Op de terugweg naar Yogya zijn Susilo en ik bij wijze van uitzondering (en tegen betaling van zo'n 30.000 roepiah=3 euro) door een bewaker rondgeleid over het terrein van een suikerfabriek. Vanwege het Chinese nieuwjaar werd er niet gewerkt, maar het was de moeite waard. Een overwoekerd rangeerterrein met een oude lokomotief, verroeste fabriekshallen en een modern tractorpark, waar volgens de bewaker de geest van een door een ongeluk omgekomen man spookte, die 's nachts zomaar opeens een tractor deed starten. Stille kracht, anno 2004.

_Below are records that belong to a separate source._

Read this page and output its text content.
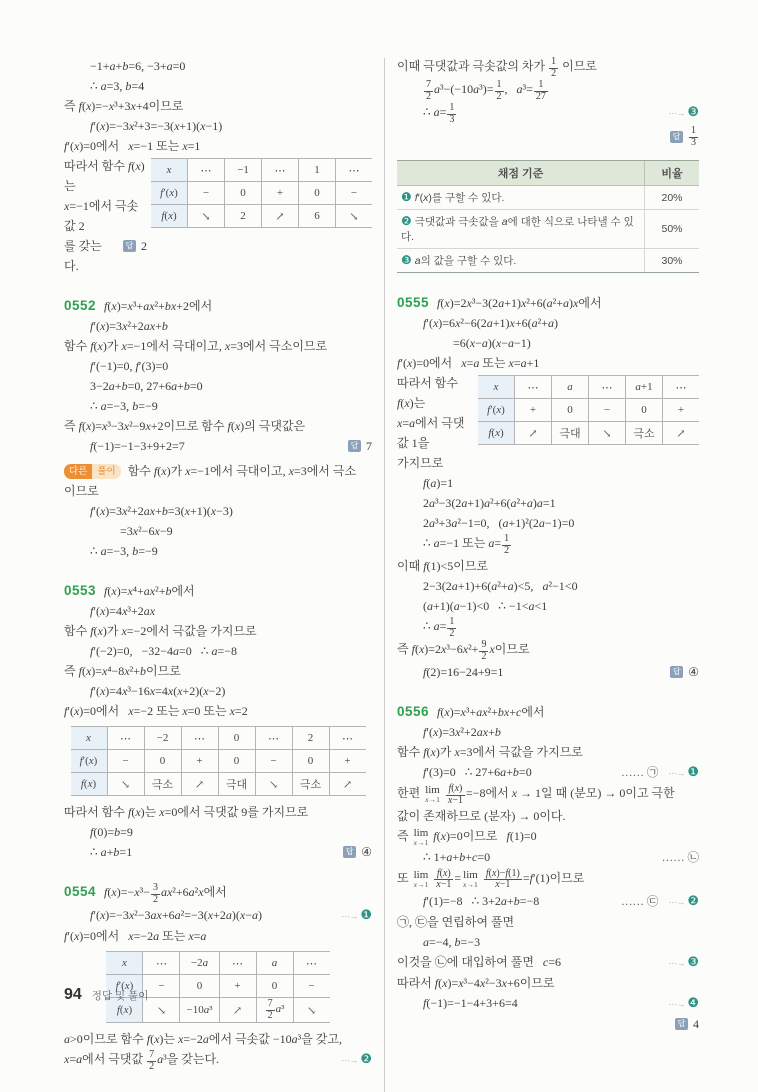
−1+a+b=6, −3+a=0
∴ a=3, b=4
즉 f(x)=−x³+3x+4이므로
f′(x)=−3x²+3=−3(x+1)(x−1)
f′(x)=0에서   x=−1 또는 x=1
따라서 함수 f(x)는
x=−1에서 극솟값 2
를 갖는다.
답 2
x	⋯	−1	⋯	1	⋯
f′(x)	−	0	+	0	−
f(x)	↘	2	↗	6	↘
0552 f(x)=x³+ax²+bx+2에서
f′(x)=3x²+2ax+b
함수 f(x)가 x=−1에서 극대이고, x=3에서 극소이므로
f′(−1)=0, f′(3)=0
3−2a+b=0, 27+6a+b=0
∴ a=−3, b=−9
즉 f(x)=x³−3x²−9x+2이므로 함수 f(x)의 극댓값은
f(−1)=−1−3+9+2=7	답 7
다른	풀이	함수 f(x)가 x=−1에서 극대이고, x=3에서 극소
이므로
f′(x)=3x²+2ax+b=3(x+1)(x−3)
=3x²−6x−9
∴ a=−3, b=−9
0553 f(x)=x⁴+ax²+b에서
f′(x)=4x³+2ax
함수 f(x)가 x=−2에서 극값을 가지므로
f′(−2)=0,   −32−4a=0   ∴ a=−8
즉 f(x)=x⁴−8x²+b이므로
f′(x)=4x³−16x=4x(x+2)(x−2)
f′(x)=0에서   x=−2 또는 x=0 또는 x=2
x	⋯	−2	⋯	0	⋯	2	⋯
f′(x)	−	0	+	0	−	0	+
f(x)	↘	극소	↗	극대	↘	극소	↗
따라서 함수 f(x)는 x=0에서 극댓값 9를 가지므로
f(0)=b=9
∴ a+b=1	답 ④
0554 $f(x)=-x^3- \frac{3}{2} ax^2+6a^2x$에서
f′(x)=−3x²−3ax+6a²=−3(x+2a)(x−a)	⋯→ ❶
f′(x)=0에서   x=−2a 또는 x=a
x	⋯	−2a	⋯	a	⋯
f′(x)	−	0	+	0	−
f(x)	↘	−10a³	↗	$\frac{7}{2} a^3$	↘
a>0이므로 함수 f(x)는 x=−2a에서 극솟값 −10a³을 갖고,
x=a에서 극댓값 $\frac{7}{2} a^3$을 갖는다.	⋯→ ❷
이때 극댓값과 극솟값의 차가 $\frac{1}{2}$ 이므로
$\frac{7}{2} a^3-(-10a^3)= \frac{1}{2}$ ,   $a^3= \frac{1}{27}$
∴ $a= \frac{1}{3}$	⋯→ ❸
답 $\frac{1}{3}$
채점 기준	비율
❶ f′(x)를 구할 수 있다.	20%
❷ 극댓값과 극솟값을 a에 대한 식으로 나타낼 수 있다.	50%
❸ a의 값을 구할 수 있다.	30%
0555 f(x)=2x³−3(2a+1)x²+6(a²+a)x에서
f′(x)=6x²−6(2a+1)x+6(a²+a)
=6(x−a)(x−a−1)
f′(x)=0에서   x=a 또는 x=a+1
따라서 함수 f(x)는
x=a에서 극댓값 1을
가지므로
f(a)=1
x	⋯	a	⋯	a+1	⋯
f′(x)	+	0	−	0	+
f(x)	↗	극대	↘	극소	↗
2a³−3(2a+1)a²+6(a²+a)a=1
2a³+3a²−1=0,   (a+1)²(2a−1)=0
∴ a=−1 또는 $a= \frac{1}{2}$
이때 f(1)<5이므로
2−3(2a+1)+6(a²+a)<5,   a²−1<0
(a+1)(a−1)<0   ∴ −1<a<1
∴ $a= \frac{1}{2}$
즉 $f(x)=2x^3-6x^2+ \frac{9}{2}$ x이므로
f(2)=16−24+9=1	답 ④
0556 f(x)=x³+ax²+bx+c에서
f′(x)=3x²+2ax+b
함수 f(x)가 x=3에서 극값을 가지므로
f′(3)=0   ∴ 27+6a+b=0	…… ㉠ ⋯→ ❶
한편 lim
x→1
$\frac{f(x)}{x-1} =-8$에서 x → 1일 때 (분모) → 0이고 극한
값이 존재하므로 (분자) → 0이다.
즉 lim
x→1 f(x)=0이므로   f(1)=0
∴ 1+a+b+c=0	…… ㉡
또 lim
x→1
$\frac{f(x)}{x-1} = \lim$
x→1
$\frac{f(x)-f(1)}{x-1} =f'(1)$이므로
f′(1)=−8   ∴ 3+2a+b=−8	…… ㉢ ⋯→ ❷
㉠, ㉢을 연립하여 풀면
a=−4, b=−3
이것을 ㉡에 대입하여 풀면   c=6	⋯→ ❸
따라서 f(x)=x³−4x²−3x+6이므로
f(−1)=−1−4+3+6=4	⋯→ ❹
답 4
94 정답 및 풀이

Op vrijdag de 23e maakte ik een lange busreis, van Yogya naar Jepara. Van de ene kant van het eiland naar de andere. Via Magelang, Ambarawa, Ungaran en Kudus bereikte ik in de loop van de middag het stadje aan de Javazee. De laatste halte voorlopig van de nostalgietour in het voetspoor van mijn vader. Ik had inmiddels al vele plaatsen waar hij ook was bezocht. Mijn onderkomen was een stuk minder geriefelijk dan in Yogya, in een vervallen logement met gedeelde mandi en wc, maar het was maar voor een nacht. Om een uur of vijf slenterde ik naar het centrum, waar op de alun-alun (een groot grasveld, zie ook Klaten) volop werd gevoetbald. Na een rondje toekijken werd ik er bij geroepen en speelde een partijtje mee. Als "Ruud van Nistelrooij from Holland" werd ik geintroduceerd. Deze is namelijk enorm populair hier. Ik deed het niet slecht als rechtsbuiten en speelde, net als de jongens, op blote voeten. Om 6 uur nog een foto en dan gauw allemaal naar de moskee, want de imam riep. Andi, een man van een jaar of 30, bleef zitten om met me te praten. Hij handelde in houtsnijwerk en wilde me graag wat van zijn producten laten zien. We dronken een kop thee in een tentje verderop en hij bracht me terug op zijn motor. De volgende ochtend kwam hij me ophalen om me zijn werkplaats te laten zien. Jepara is al eeuwenlang internationaal vermaard om zijn houtsnijwerk, maar er komen nooit toeristen hier, alleen zakenlui. We reden door de dessa (=het platteland) over onderwatergelopen weggetjes, want het had vannacht vreselijk geonweerd. Ik had lekkage gehad in mijn kamer, maar mijn bed bleef gelukkig droog. We bereikten een dorpje dat helemaal bestond uit tientallen houtsnijwerkbedrijven, in een lange straat. Ik bewonderde de techniek en de werkstukken van de mensen en zij waren blij met mijn belangstelling. Ik hoefde niets te kopen en kreeg gratis thee aangeboden. Andi bracht me naar de bushalte, maar niet nadat ik eerst nog even gezwommen had in de Javazee. Heerlijk water, prachtig strand.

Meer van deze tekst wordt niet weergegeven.